~ illustration : Paradoxxam
L'odeur de pourriture était infâme. Elle prenait les narines, imbibait leurs tuniques comme l'eau de la rivière et semblait faire mourir les brins d'herbe encerclant le corps. La gueule de l'animal reposait entrouverte contre la terre, comme s'il avait tenté de crier lorsque la balle avait perforé le pelage blanc et noir de son cou.
— C'est le cinquième cette semaine.
La main de l'homme, caressant le flanc de la bête comme par désir de la réconforter de son triste sort, s'immobilisa lorsque cette voix résonna à travers la plaine. Ses yeux cernés, fatigués quittèrent le cadavre pour se poser sur les pieds nus qui étaient apparus devant lui.
— Et c'est toujours pareil. Ils abattent les venys et ne font rien de leur corps.
— « Ils » ?
L'homme, debout à côté de l'animal, lui jeta un regard mauvais tandis qu'il redressait lentement le dos pour lui faire finalement face.
— Les humains.
Malgré la pénombre, il n'eut aucun mal à voir le bout de ses oreilles pointues frémir lorsque ce mot franchit ses lèvres incolores. Ses yeux jaunes quittèrent les siens pour se poser sur l'horizon, là où les montagnes du Sud formaient une frontière naturelle entre la Vallée et le reste du monde. Derrière elles, les dieux seuls savaient à quoi pouvait bien ressembler les terres des No'dhen. Des humains. Aucun d'entre eux n'en était jamais revenu.
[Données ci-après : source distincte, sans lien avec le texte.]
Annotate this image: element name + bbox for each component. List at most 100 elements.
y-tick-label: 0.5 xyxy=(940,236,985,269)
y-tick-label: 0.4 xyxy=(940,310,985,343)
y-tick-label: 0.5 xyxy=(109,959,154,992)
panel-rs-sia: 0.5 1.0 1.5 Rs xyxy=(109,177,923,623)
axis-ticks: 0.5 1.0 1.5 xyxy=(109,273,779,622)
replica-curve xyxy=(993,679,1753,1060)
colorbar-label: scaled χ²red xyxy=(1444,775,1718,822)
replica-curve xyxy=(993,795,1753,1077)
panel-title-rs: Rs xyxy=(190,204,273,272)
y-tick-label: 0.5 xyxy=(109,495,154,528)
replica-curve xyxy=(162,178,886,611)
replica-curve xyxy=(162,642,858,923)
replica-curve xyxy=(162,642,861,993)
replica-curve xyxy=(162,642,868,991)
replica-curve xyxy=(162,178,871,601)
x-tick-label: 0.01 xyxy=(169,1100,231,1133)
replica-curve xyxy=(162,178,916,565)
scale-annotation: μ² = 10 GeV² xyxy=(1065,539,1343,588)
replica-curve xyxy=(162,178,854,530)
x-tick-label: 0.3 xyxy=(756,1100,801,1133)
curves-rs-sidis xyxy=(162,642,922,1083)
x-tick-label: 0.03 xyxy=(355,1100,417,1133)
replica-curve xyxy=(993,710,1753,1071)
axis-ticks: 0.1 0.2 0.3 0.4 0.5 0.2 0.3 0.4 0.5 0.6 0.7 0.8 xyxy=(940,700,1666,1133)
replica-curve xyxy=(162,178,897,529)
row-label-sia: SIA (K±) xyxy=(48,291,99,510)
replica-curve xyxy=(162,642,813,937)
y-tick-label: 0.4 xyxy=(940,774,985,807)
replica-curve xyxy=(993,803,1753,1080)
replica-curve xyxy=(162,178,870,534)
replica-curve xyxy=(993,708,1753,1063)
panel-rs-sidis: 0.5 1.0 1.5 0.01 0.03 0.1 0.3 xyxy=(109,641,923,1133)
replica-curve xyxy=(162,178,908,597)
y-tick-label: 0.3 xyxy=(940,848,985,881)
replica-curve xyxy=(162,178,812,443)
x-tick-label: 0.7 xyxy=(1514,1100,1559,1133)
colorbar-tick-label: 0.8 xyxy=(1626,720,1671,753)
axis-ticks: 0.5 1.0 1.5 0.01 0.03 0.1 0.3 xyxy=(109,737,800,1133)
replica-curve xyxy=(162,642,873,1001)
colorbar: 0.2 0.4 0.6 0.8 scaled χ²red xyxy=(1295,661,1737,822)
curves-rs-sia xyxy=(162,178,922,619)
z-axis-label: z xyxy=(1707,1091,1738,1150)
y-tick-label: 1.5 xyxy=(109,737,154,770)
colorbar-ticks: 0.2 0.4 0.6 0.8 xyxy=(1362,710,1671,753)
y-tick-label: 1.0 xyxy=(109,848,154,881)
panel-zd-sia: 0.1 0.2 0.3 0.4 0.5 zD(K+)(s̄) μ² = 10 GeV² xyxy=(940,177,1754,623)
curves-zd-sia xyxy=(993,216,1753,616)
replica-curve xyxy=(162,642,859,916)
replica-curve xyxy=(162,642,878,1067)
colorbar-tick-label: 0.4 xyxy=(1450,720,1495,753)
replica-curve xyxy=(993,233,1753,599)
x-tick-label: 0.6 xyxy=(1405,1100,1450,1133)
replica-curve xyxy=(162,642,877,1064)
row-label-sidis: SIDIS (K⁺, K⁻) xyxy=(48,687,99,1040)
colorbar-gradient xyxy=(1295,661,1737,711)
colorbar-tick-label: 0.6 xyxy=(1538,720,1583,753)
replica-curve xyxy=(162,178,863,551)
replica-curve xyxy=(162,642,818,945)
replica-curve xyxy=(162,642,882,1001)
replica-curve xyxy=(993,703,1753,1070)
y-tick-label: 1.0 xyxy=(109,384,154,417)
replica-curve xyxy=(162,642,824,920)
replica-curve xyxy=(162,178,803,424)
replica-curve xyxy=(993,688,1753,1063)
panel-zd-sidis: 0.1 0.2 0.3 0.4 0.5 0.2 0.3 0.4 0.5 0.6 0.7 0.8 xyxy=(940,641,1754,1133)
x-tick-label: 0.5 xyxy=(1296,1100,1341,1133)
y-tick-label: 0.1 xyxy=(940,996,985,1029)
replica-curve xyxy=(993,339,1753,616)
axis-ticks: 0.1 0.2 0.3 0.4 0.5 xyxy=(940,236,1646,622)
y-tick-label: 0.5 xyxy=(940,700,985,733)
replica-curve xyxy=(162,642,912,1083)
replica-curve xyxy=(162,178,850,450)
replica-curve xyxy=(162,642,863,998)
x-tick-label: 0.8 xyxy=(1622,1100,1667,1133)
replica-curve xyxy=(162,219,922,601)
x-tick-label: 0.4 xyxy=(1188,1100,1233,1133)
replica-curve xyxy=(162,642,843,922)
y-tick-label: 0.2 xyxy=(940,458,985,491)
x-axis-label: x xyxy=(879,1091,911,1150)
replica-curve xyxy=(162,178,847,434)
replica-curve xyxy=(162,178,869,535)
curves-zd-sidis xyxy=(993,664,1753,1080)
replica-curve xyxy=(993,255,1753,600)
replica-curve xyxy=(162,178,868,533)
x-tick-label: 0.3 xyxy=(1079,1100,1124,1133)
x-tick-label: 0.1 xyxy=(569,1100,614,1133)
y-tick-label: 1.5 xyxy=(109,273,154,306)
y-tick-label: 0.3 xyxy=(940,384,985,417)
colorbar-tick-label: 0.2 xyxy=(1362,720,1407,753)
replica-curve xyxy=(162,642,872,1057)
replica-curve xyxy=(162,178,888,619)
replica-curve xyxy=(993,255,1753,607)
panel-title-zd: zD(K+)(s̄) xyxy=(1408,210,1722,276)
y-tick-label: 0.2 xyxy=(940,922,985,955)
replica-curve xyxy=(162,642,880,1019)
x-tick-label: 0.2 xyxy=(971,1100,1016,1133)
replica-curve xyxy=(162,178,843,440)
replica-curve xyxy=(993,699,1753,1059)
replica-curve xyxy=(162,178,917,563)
Le deuxième homme baissa à nouveau son nez pointu en direction du veny étalé entre leurs pieds nus. C'était une bête robuste, aux longues pattes fines mais puissantes et aux cornes tortueuses et acérées. Les venys étaient d'une beauté majestueuse, gracieuse, et ils n'étaient jamais sacrifiés en vain : la moindre partie de leur corps, de leurs sabots à leurs grands yeux ronds et noirs, était utile à leurs campements et ne devait être gâchée. Malheureusement, il était inconcevable pour leur peuple d'user d'une bête massacrée par la main humaine.
— Pourquoi font-ils une chose pareille ?, demanda le premier homme dans un souffle rauque. Les laisser pourrir dans la plaine, c'est...
— Retournons au camp. Nous devons faire notre rapport au Ma'Dern.
— Notre rapport ? Mais notre chef ne fera rien ! Il refuse toujours que nous nous attaquions aux No'dhen !
L'homme poussa un soupir résigné lorsque les deux grands yeux jaunes et ronds du chasseur se plantèrent dans les siens. Il était difficile de nier ses paroles. En cinquante longues années de règne, les seules et uniques fois où le doyen du camp – le Dern – avait accepté qu'ils prennent les armes contre les humains relevaient de la légitime défense. Et, en temps normal, ce pacifisme exacerbé lui convenait parfaitement, mais cela faisait plusieurs lunes qu'il ressentait un tiraillement nouveau à approuver cette politique, et pour cause ; si jamais les humains attaquaient leur campement...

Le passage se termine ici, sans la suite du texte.